In the early 1970s, the city tried to revive its downtown by closing off the two blocks of Main Street both east and west of the store to create Main Mall, a pedestrian mall that would offer shoppers a comparable experience to the suburban malls. Since it was necessary to raze some other adjacent stores and buildings to create parking lots, the plan actually exacerbated the neighborhood's decline. Seven years after the mall was created, in 1981, Luckey Platt closed both its main store and the Dutchess Mall branch.

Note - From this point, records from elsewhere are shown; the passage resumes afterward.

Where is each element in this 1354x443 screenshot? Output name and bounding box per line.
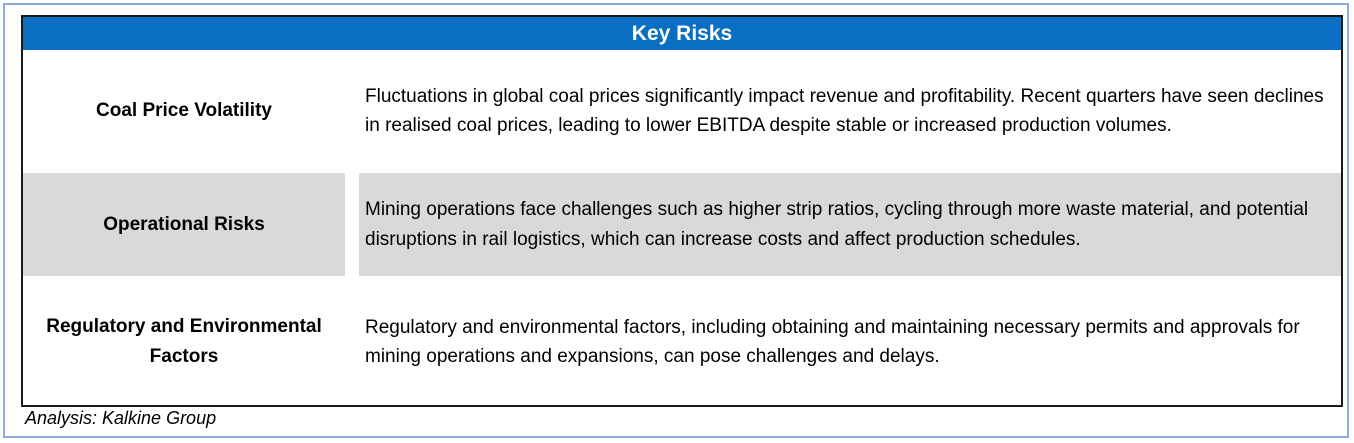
risk-description-text: Fluctuations in global coal prices signi…: [365, 85, 1324, 137]
table-row: Operational Risks Mining operations face…: [23, 173, 1341, 276]
risk-label: Coal Price Volatility: [96, 100, 272, 121]
risk-label: Regulatory and Environmental Factors: [46, 316, 322, 367]
risk-description: Regulatory and environmental factors, in…: [359, 277, 1341, 407]
risk-description-text: Regulatory and environmental factors, in…: [365, 316, 1300, 368]
source-note: Analysis: Kalkine Group: [25, 408, 217, 428]
table-title: Key Risks: [23, 17, 1341, 50]
risk-label: Operational Risks: [23, 173, 345, 276]
table-row: Coal Price Volatility Fluctuations in gl…: [23, 50, 1341, 172]
table-row: Regulatory and Environmental Factors Reg…: [23, 277, 1341, 407]
risk-description: Fluctuations in global coal prices signi…: [359, 50, 1341, 172]
figure-frame: Key Risks Coal Price Volatility Fluctuat…: [3, 3, 1349, 438]
key-risks-table: Key Risks Coal Price Volatility Fluctuat…: [21, 15, 1343, 407]
risk-description: Mining operations face challenges such a…: [359, 173, 1341, 276]
risk-description-text: Mining operations face challenges such a…: [365, 199, 1309, 250]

The building has remained vacant since then. Ownership eventually reverted to the city. In the early 1990s, Dutchess County needed space to expand its nearby courthouse and considered using the building. Instead, it built a new annex next to the existing courthouse. Artist Peter Max looked into starting a museum and arts center in the building in the early 2000s. But the deal fell through, and three of the building's upper floors collapsed the following year. In 2004 Congress appropriated the city a $250,000 (~$ in ) grant to renovate the building.

In 2006 Alma Realty, a Queens-based developer, purchased the property from the city for a token $1 and began an ambitious plan to convert it to mixed commercial/residential use. It was beset with delays, however, such as a stop-work order when the actual work exceeded the scope of plans approved by the city. However, in April 2008 the stop-work order was rescinded and work resumed to finish the renovation, with a temporary certificate of occupancy issued on Monday, December 8, 2008, allowing Alma Realty to start renting the space.